I find it far more likely that LLMs will lead to new avenues of innovation, rather than being banned or rocketing us to AGI. We’ve learned a lot about artificial intelligence—and possibly our own. I’m inclined to see LLMs as foundational technologies. And I wonder what will come next.
Thank you for this piece, Erik! What came to my mind when reading it was your earlier article https://open.substack.com/pub/erikjlarson/p/ai-is-broken?r=32d6p4&utm_medium=ios, specifically its part “ChatGPT is Cool. Sort Of.” Didn’t that contradict your today’s post? Or is the context different and I misunderstood? 🙏🏻
I am skeptical. There was a demo circulating a while ago about (iirc) an LLM inspired attention model applied to computer vision, specifically for a driverless car, that showed improved object and path detection that I thought was impressive.
But generally they seem to be a solution in search of a problem. In art and literature they miss the entire point, which is humans conveying meaning to other humans. Without a *mind*, a person experiencing the world, having thoughts about it, and attempting to convey those thoughts to others, generation of images and text is utterly meaningless.
And as sources of truth they are the worst kinds of misinformers, in that not only are they often wrong (like people), but it is impossible to intuit what they are likely to be right about and what they aren't, which makes them exceptionally dangerous. To the extent that these anti-features propagate to other applications of the underlying technology it is worthless at best and dangerous in general.
Are there pieces of tech under the hood, or general conceptual innovations, with any practical value? I'm sure there's something in there that's valuable.
I'd guess we find some application for quantized tensor operations besides generating textual and visual nonsense, and if we do all those TPUs will finally be more than a waste of electricity.
We'll probably find some use for stable diffusion inspired photoshop filters once we get past the lens flare phase. And I've personally had some success in using small local LLMs for creative writing assistance, though not to generate the text itself (rather, as a sounding board and worldbuilding assistant, which I've built a simple client around).
I envision some applications in interactive entertainment, to flesh out background characters and the like, similar to how we use other forms of procgen in games and interactive art.
But to your main question, is this actually moving us forward in a meaningful way, it's hard to say.
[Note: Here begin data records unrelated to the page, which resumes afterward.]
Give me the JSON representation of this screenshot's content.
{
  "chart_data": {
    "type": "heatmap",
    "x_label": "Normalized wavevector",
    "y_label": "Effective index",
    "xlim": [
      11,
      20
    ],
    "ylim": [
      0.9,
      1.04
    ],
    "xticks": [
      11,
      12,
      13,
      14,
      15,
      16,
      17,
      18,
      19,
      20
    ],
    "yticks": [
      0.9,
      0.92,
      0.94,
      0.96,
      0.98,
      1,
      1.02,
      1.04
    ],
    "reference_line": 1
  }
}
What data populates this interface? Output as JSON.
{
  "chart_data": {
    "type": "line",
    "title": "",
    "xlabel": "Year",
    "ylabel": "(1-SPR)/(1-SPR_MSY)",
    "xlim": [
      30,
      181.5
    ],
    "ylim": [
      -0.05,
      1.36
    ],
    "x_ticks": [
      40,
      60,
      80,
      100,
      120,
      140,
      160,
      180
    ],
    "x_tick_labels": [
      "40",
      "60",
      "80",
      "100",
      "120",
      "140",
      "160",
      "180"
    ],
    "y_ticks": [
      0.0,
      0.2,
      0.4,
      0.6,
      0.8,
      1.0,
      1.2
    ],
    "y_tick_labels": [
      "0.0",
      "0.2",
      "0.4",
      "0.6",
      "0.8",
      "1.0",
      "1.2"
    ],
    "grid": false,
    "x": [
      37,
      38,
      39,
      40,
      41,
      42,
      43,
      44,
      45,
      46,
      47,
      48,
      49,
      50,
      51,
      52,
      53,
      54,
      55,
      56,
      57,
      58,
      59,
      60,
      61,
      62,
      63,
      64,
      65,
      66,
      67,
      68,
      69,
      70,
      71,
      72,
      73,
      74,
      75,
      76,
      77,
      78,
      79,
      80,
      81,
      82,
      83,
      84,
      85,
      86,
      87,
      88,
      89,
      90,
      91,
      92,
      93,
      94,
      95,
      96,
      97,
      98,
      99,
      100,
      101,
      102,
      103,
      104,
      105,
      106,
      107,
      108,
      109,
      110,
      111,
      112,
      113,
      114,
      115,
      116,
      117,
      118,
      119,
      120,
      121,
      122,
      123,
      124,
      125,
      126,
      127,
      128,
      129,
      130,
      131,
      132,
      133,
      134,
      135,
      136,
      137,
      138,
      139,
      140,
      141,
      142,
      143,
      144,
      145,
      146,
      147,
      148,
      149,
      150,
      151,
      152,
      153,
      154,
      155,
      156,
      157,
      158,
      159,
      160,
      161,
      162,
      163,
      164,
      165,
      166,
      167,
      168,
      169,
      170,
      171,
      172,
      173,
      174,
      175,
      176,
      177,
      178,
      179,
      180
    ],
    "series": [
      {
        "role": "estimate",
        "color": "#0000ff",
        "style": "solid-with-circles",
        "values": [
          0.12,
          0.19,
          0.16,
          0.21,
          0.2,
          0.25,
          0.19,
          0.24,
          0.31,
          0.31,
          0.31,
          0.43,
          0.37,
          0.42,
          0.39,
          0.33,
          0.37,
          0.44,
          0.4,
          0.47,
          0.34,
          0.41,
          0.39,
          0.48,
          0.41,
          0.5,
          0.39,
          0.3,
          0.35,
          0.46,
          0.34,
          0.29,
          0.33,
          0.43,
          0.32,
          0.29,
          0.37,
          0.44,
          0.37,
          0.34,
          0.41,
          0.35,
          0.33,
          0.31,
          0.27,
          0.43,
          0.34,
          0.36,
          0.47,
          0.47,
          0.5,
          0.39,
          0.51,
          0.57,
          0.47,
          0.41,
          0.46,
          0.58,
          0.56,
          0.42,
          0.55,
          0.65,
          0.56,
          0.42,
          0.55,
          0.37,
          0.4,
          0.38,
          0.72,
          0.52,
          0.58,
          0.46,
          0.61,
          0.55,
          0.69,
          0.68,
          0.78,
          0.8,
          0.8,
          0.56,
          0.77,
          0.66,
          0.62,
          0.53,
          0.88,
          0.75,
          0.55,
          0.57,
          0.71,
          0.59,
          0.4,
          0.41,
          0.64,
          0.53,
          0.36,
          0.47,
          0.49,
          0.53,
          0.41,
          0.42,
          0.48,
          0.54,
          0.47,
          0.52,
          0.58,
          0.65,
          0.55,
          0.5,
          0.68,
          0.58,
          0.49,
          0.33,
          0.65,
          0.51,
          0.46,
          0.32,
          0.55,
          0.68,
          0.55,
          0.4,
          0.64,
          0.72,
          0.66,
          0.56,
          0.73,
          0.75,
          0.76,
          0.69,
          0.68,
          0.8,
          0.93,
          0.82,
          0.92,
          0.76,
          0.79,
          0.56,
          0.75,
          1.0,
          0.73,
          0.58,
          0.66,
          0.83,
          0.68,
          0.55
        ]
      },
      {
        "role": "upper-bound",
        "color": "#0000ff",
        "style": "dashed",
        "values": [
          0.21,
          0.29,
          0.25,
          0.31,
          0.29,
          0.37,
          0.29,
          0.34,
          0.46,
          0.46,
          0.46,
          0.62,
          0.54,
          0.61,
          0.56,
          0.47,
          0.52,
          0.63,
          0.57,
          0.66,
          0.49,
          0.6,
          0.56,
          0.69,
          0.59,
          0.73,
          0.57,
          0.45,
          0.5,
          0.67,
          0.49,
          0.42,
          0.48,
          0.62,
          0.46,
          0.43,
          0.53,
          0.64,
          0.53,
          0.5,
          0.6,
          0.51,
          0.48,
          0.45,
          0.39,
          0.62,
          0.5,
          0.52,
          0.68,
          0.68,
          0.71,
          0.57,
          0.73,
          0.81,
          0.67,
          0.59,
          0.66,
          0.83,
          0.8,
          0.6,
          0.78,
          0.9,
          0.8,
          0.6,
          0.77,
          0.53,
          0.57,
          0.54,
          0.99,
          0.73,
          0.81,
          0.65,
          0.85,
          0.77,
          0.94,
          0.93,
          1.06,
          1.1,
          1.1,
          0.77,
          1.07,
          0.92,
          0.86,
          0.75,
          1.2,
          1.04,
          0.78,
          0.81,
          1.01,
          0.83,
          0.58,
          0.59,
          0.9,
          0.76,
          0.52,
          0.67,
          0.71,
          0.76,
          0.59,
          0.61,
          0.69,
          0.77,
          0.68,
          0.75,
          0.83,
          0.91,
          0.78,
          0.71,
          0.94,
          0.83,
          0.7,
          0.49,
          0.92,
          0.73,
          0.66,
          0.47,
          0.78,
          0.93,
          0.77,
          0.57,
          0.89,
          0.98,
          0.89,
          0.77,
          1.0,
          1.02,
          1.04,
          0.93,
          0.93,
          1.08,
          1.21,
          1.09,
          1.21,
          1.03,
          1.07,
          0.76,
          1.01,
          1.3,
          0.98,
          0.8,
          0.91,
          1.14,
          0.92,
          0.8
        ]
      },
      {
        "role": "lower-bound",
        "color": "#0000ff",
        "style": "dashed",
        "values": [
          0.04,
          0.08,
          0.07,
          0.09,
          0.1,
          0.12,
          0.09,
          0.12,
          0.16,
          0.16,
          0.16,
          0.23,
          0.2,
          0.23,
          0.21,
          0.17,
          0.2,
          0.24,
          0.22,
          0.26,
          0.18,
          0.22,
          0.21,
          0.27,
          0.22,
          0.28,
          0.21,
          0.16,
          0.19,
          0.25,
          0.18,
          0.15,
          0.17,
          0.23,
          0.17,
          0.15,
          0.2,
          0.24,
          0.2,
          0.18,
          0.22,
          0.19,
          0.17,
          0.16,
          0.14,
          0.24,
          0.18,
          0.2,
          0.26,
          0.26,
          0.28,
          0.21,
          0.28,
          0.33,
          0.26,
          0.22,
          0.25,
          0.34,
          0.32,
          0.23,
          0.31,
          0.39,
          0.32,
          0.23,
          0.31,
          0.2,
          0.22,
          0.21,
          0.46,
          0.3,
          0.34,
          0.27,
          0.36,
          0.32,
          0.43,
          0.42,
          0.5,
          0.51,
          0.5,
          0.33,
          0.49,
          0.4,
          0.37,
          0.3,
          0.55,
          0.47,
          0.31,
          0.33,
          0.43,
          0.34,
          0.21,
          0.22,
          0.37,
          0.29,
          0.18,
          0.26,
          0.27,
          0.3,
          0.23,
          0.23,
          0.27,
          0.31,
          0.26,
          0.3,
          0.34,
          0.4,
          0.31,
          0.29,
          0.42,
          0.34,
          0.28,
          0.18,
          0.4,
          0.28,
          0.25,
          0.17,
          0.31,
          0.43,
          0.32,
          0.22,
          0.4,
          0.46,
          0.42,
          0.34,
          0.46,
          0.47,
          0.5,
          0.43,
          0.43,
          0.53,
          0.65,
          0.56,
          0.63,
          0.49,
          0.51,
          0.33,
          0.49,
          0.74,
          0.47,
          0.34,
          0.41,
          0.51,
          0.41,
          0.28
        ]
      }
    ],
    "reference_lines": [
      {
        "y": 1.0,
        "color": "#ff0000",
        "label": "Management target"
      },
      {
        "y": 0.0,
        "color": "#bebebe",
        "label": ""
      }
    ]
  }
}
Forward toward what? What do we envision AI actually doing for us? What is it good for, beyond giving us nerds something to be excited about? The answer seems to mainly be driving the marginal cost of labor toward zero. Which causes the neolib managerial class to drool by the bucket but sounds apocalyptic to me. And it's unclear at this point whether machine learning is even doing that, or just automating crap that nobody should have ever been asked to do in the first place, the negative externalities and internalities of managerialism (boilerplate code, paper pushing, the "email job"). Is that what we need AI for? Then yes, LLMs are a huge leap forward.